Doubtful Sound: Disappointing. Not a lot going on here and if you’ve ever been on a walk amongst green plants then you’ve done all that this place has to offer. Too harsh? Maybe. I also went kayaking… it was pretty and I saw penguins! These penguins have big yellow eye-brows like insane evil geniuses and they make weird noises when you kayak too close to them. It was a little surreal spotting penguins amongst the lush green islands in Fjordland.
Christchurch: I spent the night in Jail here, well a hostel called The Jailhouse which was once a prison. We slept in cells and for authenticity they made sure the cells were as claustrophobic and the beds as uncomfortable as intended for their original inhabitants. It was no Mal Maison Oxford! Christchurch is the closest I’ve got to Reading on my travels and it depressed the hell out of me. Christchurch has a pretty good excuse for having an air of misery about it though as they lost 185 people in the 2011 earthquake and much of the city is yet to be rebuilt. There’s a crumbled cathedral and many buildings are just shells. It’s not somewhere I could ever consider living as even inanimate objects release a sense of sadness and mourning. Out of the devastation though pop-up shops and businesses have sprouted… perhaps temporary perhaps for keeps, who knows. There’s also some pretty cool street art and graffiti artists appear to have carte blanche on this city’s remaining walls. An art installation on the side of a main road nearly had me in tears, with 185 chairs all painted white in remembrance of the earthquake victims. You’re invited to pick a chair to sit on, one that speaks to you personally. The empty chair is such a poignant symbol of loss.
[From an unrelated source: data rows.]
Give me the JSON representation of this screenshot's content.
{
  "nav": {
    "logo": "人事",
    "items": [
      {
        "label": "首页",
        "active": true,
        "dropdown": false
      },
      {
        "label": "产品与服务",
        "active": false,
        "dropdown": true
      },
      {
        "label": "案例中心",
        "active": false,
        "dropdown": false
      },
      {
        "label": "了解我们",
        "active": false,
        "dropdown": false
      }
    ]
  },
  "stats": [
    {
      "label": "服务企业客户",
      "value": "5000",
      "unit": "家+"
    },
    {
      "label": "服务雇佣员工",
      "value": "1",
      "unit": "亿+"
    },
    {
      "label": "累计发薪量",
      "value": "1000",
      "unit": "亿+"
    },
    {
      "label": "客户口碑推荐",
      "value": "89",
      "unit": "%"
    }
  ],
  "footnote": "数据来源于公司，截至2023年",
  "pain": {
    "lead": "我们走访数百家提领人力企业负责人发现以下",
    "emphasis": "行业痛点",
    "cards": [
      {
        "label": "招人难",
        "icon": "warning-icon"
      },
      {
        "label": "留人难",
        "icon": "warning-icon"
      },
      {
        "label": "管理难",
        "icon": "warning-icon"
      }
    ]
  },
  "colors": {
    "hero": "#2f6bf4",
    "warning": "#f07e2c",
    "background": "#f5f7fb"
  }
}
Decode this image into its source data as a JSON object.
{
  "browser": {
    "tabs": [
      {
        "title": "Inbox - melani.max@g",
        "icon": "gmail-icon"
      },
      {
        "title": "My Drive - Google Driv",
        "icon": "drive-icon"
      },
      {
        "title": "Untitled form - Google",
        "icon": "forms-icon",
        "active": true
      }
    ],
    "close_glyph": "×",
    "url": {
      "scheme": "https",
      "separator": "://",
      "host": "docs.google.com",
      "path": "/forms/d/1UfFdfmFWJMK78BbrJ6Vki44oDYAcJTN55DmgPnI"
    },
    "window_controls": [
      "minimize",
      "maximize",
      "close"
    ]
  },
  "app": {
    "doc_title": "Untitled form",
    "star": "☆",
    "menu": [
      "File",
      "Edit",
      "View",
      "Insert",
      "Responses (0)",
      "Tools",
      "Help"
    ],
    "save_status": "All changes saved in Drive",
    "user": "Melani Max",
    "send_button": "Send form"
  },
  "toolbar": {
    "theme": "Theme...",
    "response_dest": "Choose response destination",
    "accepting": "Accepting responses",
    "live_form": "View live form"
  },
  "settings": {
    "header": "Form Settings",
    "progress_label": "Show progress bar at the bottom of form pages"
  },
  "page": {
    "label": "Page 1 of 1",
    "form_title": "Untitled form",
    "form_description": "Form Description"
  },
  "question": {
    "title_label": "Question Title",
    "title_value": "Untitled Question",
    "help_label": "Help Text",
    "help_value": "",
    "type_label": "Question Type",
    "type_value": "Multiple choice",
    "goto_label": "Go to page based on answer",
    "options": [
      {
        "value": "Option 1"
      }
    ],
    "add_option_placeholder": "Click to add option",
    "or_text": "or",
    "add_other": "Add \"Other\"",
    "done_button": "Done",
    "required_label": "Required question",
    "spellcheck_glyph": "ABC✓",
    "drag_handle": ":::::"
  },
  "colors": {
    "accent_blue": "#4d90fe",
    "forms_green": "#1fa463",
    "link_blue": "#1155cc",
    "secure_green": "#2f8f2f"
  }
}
Kaikoura: This place is all about dolphins and seals, if you love them then you’re onto a winner. If you don’t then keep on moving. A quiet town with not a lot going on but the giant seal slugs with whiskers, that are apparently vicious and are in charge round here.
Raglan: I’ve spent my last 5 days here, regrouping my thoughts and getting over the epic bus journeys. People seem to love it and I’m not entirely sure why. It’s full of travellers that have stayed too long (a little like Byron Bay) and have forgotten how to smile. The locals are outraged about plans to add art installations onto the grass patches in the middle of the highstreet ‘where’s the bloody money coming from’, ‘what’s the point’. However, the surf is amazing! If you love to surf then it’s worth a trip as the sea is uncrowded and the waves consistently good.
That’s me done, I fly this evening and I’m off to chase the sun. New Zealand’s cool climate has stolen my bronzed glow and given my winter coat more use than was ever intended.